でも、可愛がられてるってだけで殺そうとする?

しかも、あのユキを。

 

 

「『堕雪』……貴女もそれを知っているわよね」

 

「!」

 

「正藤は花房雪と『堕雪』を同一視しているの。呪霊が花房家に存在すること自体、彼にとって忌むべきことなのよ」

 

 

ユキとあの呪霊を同一視?

ありえない。ユキはユキ以外の何者でもないというのに。

 

 

「…………愚かな」

 

「………………ここからが本題よ。正藤は『両面宿儺の指』を雪に取り込ませようとしている」

 

「あ?」

 

「それで『堕雪』を表に引き摺りだして、自らの手で祓おうとしているの」

 

 

その後も女の説明は続く。

実の兄である一級術師・花房在藤(はなぶさありふじ)が、他の一級術師が正藤を見つけ出す前に、彼を始末しようと動いていること。

正藤の術式の対処法。

だけど、やるべきことがハッキリした今の私にはそんなことはどうでもよかった。

大事なのはひとつだ。

 

 

 

「……そいつは」

 

「ユキを殺そうとしている」

 

「それで間違いない?」

 

 

「そうね、間違いない。
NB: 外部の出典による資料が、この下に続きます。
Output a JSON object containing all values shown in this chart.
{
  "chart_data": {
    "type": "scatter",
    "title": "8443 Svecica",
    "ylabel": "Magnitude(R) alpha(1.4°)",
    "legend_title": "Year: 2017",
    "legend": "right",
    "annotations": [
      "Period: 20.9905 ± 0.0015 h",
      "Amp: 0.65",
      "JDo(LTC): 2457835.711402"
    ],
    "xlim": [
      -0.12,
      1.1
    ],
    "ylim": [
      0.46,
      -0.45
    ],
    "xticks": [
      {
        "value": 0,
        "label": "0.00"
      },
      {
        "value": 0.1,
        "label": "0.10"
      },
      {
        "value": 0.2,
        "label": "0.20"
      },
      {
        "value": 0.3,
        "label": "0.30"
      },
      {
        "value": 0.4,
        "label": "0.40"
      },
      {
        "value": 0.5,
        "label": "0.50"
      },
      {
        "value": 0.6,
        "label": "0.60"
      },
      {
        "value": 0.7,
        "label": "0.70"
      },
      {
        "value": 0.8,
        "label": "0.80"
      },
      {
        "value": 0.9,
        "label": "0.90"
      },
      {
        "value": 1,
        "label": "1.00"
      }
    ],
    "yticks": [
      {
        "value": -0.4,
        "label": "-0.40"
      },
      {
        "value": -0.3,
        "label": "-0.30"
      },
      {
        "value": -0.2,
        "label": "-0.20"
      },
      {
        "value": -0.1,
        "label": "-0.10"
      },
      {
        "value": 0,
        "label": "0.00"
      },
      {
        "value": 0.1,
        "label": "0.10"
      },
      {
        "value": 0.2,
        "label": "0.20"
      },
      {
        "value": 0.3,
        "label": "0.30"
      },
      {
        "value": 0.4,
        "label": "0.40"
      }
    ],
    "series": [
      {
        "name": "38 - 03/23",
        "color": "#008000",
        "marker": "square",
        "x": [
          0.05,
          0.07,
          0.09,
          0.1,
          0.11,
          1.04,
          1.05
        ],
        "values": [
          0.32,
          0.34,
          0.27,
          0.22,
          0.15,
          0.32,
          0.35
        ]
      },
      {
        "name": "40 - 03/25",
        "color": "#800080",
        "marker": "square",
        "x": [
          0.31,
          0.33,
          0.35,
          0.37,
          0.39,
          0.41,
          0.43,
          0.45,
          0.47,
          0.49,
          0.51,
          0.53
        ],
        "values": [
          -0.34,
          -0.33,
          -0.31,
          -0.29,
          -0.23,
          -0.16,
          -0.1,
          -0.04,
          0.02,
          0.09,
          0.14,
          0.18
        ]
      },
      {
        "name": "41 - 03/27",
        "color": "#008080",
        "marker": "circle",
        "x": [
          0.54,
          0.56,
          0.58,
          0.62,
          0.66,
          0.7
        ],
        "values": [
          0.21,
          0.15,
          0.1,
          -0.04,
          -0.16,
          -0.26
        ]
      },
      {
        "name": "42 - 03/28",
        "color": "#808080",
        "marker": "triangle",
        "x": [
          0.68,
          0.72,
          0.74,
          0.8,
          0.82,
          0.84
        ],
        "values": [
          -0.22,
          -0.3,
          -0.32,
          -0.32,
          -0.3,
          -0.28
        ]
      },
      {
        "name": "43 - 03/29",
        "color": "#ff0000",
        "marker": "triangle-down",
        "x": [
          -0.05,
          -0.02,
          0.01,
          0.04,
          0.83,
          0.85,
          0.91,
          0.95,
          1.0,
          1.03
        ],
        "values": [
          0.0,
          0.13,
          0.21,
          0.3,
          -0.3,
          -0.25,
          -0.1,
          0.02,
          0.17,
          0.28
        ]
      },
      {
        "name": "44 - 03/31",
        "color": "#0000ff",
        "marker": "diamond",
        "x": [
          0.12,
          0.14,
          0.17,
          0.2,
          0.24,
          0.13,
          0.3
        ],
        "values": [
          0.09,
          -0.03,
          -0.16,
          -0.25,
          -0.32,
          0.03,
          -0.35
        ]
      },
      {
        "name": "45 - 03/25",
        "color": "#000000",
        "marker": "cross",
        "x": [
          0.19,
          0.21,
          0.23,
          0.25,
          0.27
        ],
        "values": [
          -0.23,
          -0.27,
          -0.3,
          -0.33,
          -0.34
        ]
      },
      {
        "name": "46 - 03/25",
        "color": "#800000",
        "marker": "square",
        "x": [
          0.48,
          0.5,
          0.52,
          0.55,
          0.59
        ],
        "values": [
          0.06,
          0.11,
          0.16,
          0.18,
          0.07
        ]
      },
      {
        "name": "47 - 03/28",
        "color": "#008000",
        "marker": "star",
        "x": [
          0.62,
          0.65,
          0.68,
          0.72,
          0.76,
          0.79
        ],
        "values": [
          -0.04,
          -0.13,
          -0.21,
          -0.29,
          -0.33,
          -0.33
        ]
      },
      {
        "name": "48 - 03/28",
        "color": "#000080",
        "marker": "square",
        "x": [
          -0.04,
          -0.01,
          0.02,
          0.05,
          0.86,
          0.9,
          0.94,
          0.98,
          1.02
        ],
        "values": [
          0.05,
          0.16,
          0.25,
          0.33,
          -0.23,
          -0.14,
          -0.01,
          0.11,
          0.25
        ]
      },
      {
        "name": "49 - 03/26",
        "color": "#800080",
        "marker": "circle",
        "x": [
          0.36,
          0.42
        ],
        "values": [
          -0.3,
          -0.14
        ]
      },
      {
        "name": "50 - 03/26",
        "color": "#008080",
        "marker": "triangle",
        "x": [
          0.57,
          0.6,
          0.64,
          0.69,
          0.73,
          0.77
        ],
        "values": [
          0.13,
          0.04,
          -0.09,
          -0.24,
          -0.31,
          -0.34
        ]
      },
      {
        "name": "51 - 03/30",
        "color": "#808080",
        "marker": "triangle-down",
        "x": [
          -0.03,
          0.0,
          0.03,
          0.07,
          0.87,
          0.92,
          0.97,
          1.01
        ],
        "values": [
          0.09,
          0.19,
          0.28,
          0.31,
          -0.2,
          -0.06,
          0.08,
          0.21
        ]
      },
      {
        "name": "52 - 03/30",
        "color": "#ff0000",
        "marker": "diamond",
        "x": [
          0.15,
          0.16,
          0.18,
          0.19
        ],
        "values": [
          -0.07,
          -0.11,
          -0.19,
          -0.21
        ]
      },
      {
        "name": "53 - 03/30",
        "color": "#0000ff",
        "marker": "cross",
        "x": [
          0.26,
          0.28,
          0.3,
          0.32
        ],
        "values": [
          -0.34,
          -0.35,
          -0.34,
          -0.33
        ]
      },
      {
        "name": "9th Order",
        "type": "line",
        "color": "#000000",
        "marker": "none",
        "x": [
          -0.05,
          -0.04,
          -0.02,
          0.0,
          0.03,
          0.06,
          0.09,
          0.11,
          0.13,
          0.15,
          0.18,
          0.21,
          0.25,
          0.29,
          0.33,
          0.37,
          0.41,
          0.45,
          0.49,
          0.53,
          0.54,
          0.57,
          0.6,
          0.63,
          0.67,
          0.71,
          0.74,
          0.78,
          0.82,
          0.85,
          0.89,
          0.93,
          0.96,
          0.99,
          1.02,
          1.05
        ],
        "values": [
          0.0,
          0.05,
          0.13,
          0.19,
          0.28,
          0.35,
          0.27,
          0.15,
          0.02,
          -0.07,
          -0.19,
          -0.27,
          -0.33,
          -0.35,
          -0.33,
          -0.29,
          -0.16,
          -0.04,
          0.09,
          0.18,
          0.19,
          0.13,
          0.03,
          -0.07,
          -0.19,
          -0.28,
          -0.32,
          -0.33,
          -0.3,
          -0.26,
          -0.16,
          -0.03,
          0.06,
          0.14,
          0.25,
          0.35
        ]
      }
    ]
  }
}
誓って嘘は吐いてないわ」

 

 

それだけハッキリすれば十分。

つまり、『両面宿儺の指』を強奪した花房正藤は私の敵だ。

つまり、私が殺すしかない。

 

 

 

ーーーー美澄は知り得ない独り言ーーーー

 

 

「よろしくね、草木美澄ちゃん」

 

 

美澄が去った後、女は呟いた。

薄い笑みを浮かべて。

さらに、彼女はかけていた眼鏡を外し、左目を隠すように覆う。

 

 

「しかし、凄い呪力量ね。見てるだけで目に負担がかかるわ」

 

「それにあの『術式』……あれは雪を守るために使ってもらわなきゃね」

 

 

日が沈み、辺りは暗くなる。

その中で彼女の左目だけが怪しく輝いていた。